Wallace explained that the way United Way’s lobby is that United Way Worldwide provides tools and resources for the nearly 1,800 local United Way units across the country to use in advocating with their own members of Congress and districts. Federally, Wallace said that all United Ways advocate for the same thing.

In Tennessee, Mary Graham, President and CEO of United Ways of Tennessee,  said that her organization works with United Way Worldwide to speak with their state’s congressional delegation in Washington. “And we get a lot of policy done in partnership where we can with the governor’s office and state agencies too.
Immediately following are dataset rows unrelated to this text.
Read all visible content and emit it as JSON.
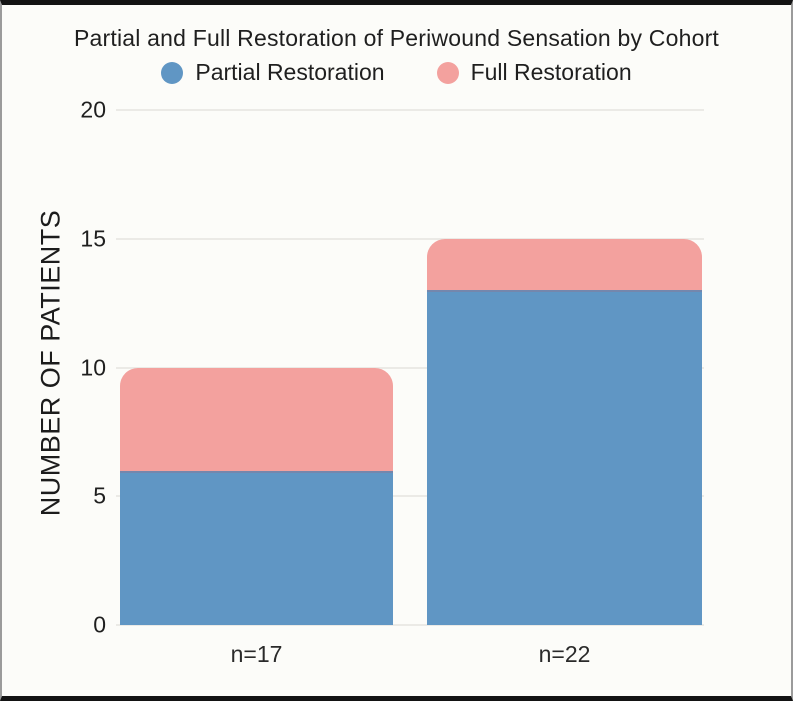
{
  "chart": {
    "title": "Partial and Full Restoration of Periwound Sensation by Cohort",
    "ylabel": "NUMBER OF PATIENTS",
    "legend": [
      {
        "label": "Partial Restoration",
        "color": "#6096c4"
      },
      {
        "label": "Full Restoration",
        "color": "#f3a19e"
      }
    ]
  },
  "chart_data": {
    "type": "bar",
    "stacked": true,
    "title": "Partial and Full Restoration of Periwound Sensation by Cohort",
    "categories": [
      "n=17",
      "n=22"
    ],
    "series": [
      {
        "name": "Partial Restoration",
        "color": "#6096c4",
        "values": [
          6,
          13
        ]
      },
      {
        "name": "Full Restoration",
        "color": "#f3a19e",
        "values": [
          4,
          2
        ]
      }
    ],
    "xlabel": "",
    "ylabel": "NUMBER OF PATIENTS",
    "ylim": [
      0,
      20
    ],
    "yticks": [
      0,
      5,
      10,
      15,
      20
    ],
    "grid": true,
    "legend_position": "top",
    "colors": {
      "background": "#fcfcf9",
      "gridline": "#ebeae6",
      "text": "#1f1f1f",
      "frame_border": "#131313"
    }
  }
}
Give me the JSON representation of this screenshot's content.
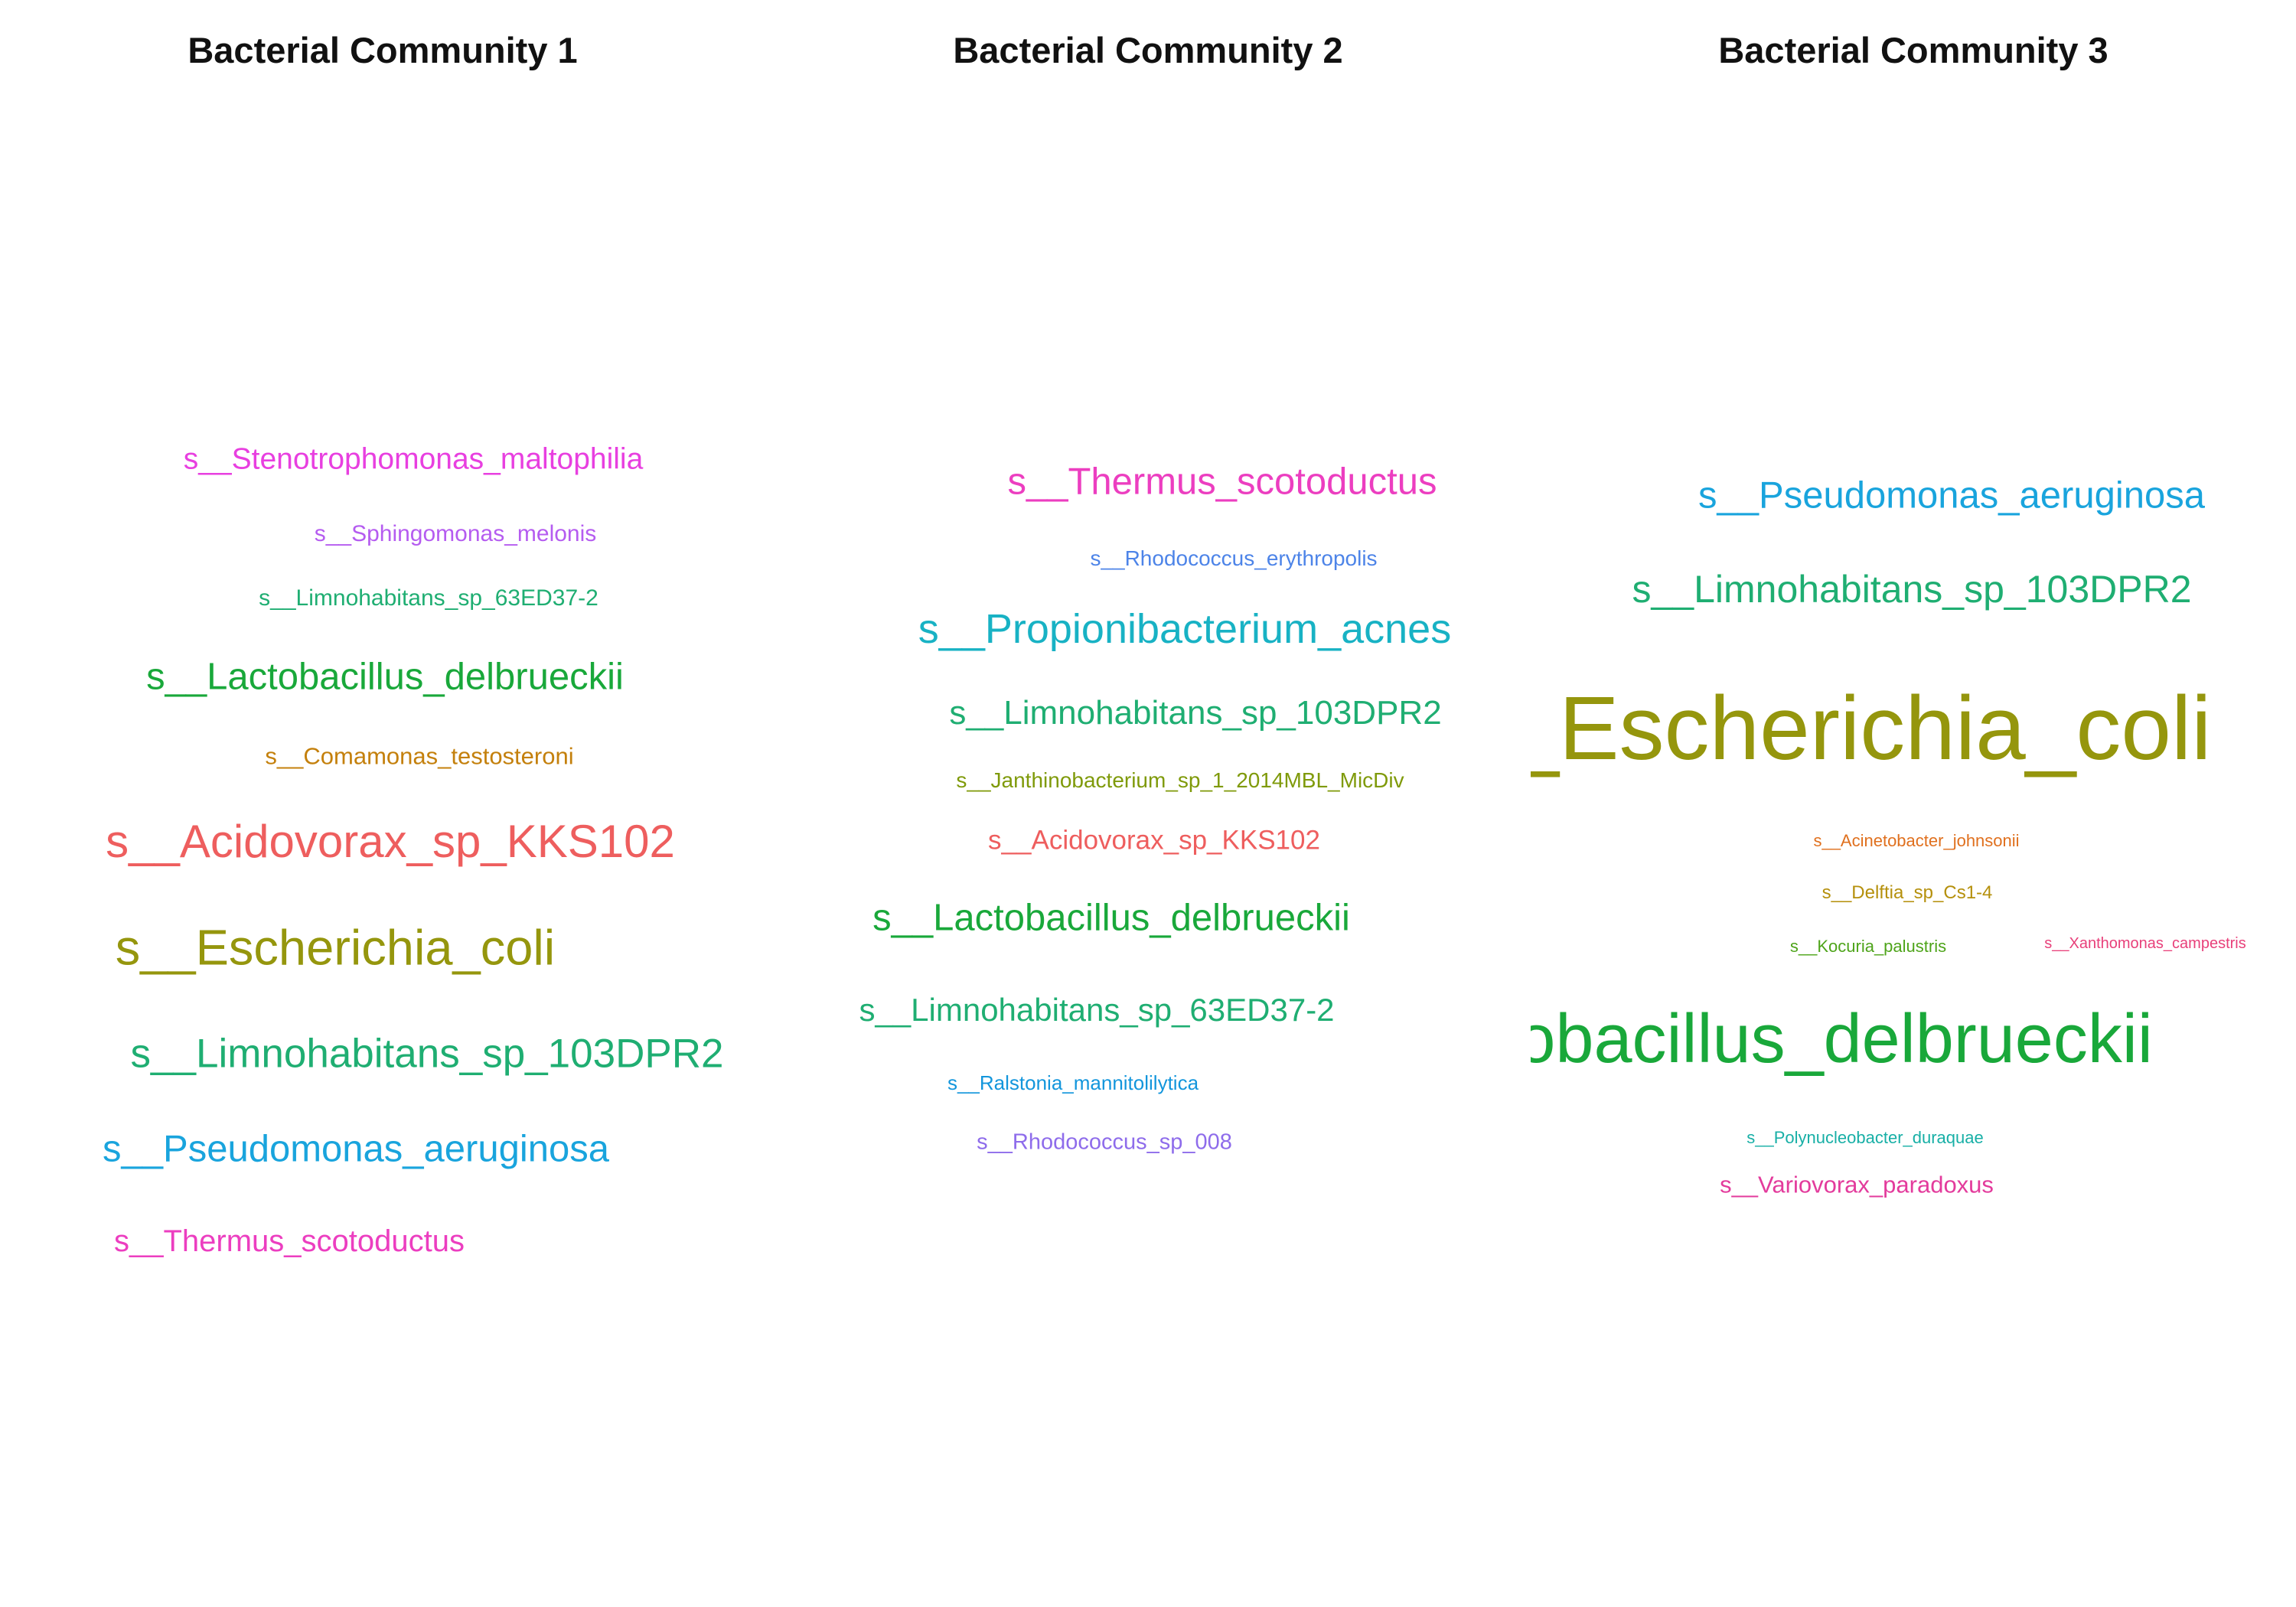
{
  "panels": [
    {
      "title": "Bacterial Community 1",
      "words": [
        {
          "text": "s__Stenotrophomonas_maltophilia",
          "weight": 2,
          "color": "#E83FE0"
        },
        {
          "text": "s__Sphingomonas_melonis",
          "weight": 1,
          "color": "#B55CF0"
        },
        {
          "text": "s__Limnohabitans_sp_63ED37-2",
          "weight": 1,
          "color": "#1FAE72"
        },
        {
          "text": "s__Lactobacillus_delbrueckii",
          "weight": 3,
          "color": "#19A83A"
        },
        {
          "text": "s__Comamonas_testosteroni",
          "weight": 1,
          "color": "#C4800C"
        },
        {
          "text": "s__Acidovorax_sp_KKS102",
          "weight": 4,
          "color": "#EE5E5E"
        },
        {
          "text": "s__Escherichia_coli",
          "weight": 4,
          "color": "#95960D"
        },
        {
          "text": "s__Limnohabitans_sp_103DPR2",
          "weight": 3,
          "color": "#1FAE72"
        },
        {
          "text": "s__Pseudomonas_aeruginosa",
          "weight": 3,
          "color": "#19A4DD"
        },
        {
          "text": "s__Thermus_scotoductus",
          "weight": 2,
          "color": "#EC3EC0"
        }
      ]
    },
    {
      "title": "Bacterial Community 2",
      "words": [
        {
          "text": "s__Thermus_scotoductus",
          "weight": 3,
          "color": "#EC3EC0"
        },
        {
          "text": "s__Rhodococcus_erythropolis",
          "weight": 1,
          "color": "#4D84E8"
        },
        {
          "text": "s__Propionibacterium_acnes",
          "weight": 4,
          "color": "#18B2C4"
        },
        {
          "text": "s__Limnohabitans_sp_103DPR2",
          "weight": 3,
          "color": "#1FAE72"
        },
        {
          "text": "s__Janthinobacterium_sp_1_2014MBL_MicDiv",
          "weight": 1,
          "color": "#7F9A0A"
        },
        {
          "text": "s__Acidovorax_sp_KKS102",
          "weight": 2,
          "color": "#EE5E5E"
        },
        {
          "text": "s__Lactobacillus_delbrueckii",
          "weight": 4,
          "color": "#19A83A"
        },
        {
          "text": "s__Limnohabitans_sp_63ED37-2",
          "weight": 3,
          "color": "#1FAE72"
        },
        {
          "text": "s__Ralstonia_mannitolilytica",
          "weight": 1,
          "color": "#1396DC"
        },
        {
          "text": "s__Rhodococcus_sp_008",
          "weight": 1,
          "color": "#8E6CEB"
        }
      ]
    },
    {
      "title": "Bacterial Community 3",
      "words": [
        {
          "text": "s__Pseudomonas_aeruginosa",
          "weight": 3,
          "color": "#19A4DD"
        },
        {
          "text": "s__Limnohabitans_sp_103DPR2",
          "weight": 3,
          "color": "#1FAE72"
        },
        {
          "text": "s__Escherichia_coli",
          "weight": 6,
          "color": "#95960D"
        },
        {
          "text": "s__Acinetobacter_johnsonii",
          "weight": 1,
          "color": "#E0701E"
        },
        {
          "text": "s__Delftia_sp_Cs1-4",
          "weight": 1,
          "color": "#B5900C"
        },
        {
          "text": "s__Kocuria_palustris",
          "weight": 1,
          "color": "#4EA41A"
        },
        {
          "text": "s__Xanthomonas_campestris",
          "weight": 1,
          "color": "#E8407A"
        },
        {
          "text": "s__Lactobacillus_delbrueckii",
          "weight": 5,
          "color": "#19A83A"
        },
        {
          "text": "s__Polynucleobacter_duraquae",
          "weight": 1,
          "color": "#17AFA6"
        },
        {
          "text": "s__Variovorax_paradoxus",
          "weight": 1,
          "color": "#E33B9C"
        }
      ]
    }
  ]
}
It’s not all legislative—sometimes it’s just about the implementation and the practical, how things play out that we work on that and and we do try to support our members as they work on local politics.”

Graham pointed out, “All of my members have relationships with their mayors, city and county mayors and are working with them on local policies and we support them in that wherever we can.”

She said her United Ways of Tennessee’s main focus right now is allocating unspent Temporary Assistance for Needy Families (TANF) to help low-income families and customizing their work to meet the needs of their communities.

United Way also has a free and confidential service called 211 that helps people find local resources across North America, 24/7. It is a helpline as well as website that anyone can turn to for any assistance and support.

Southerlyn Reisig, director of media and public relations for United Way Worldwide, said Wallace and his team uses 211 to accurately assess needs that people have. Call rates increased significantly since March 2020, in some places by 400%, she said.

Reisig said so many calls into 211 are allowing data collection that informs the group about needs. During the pandemic and job losses, a lot of calls have been about mental health needs, other healthcare and access to food.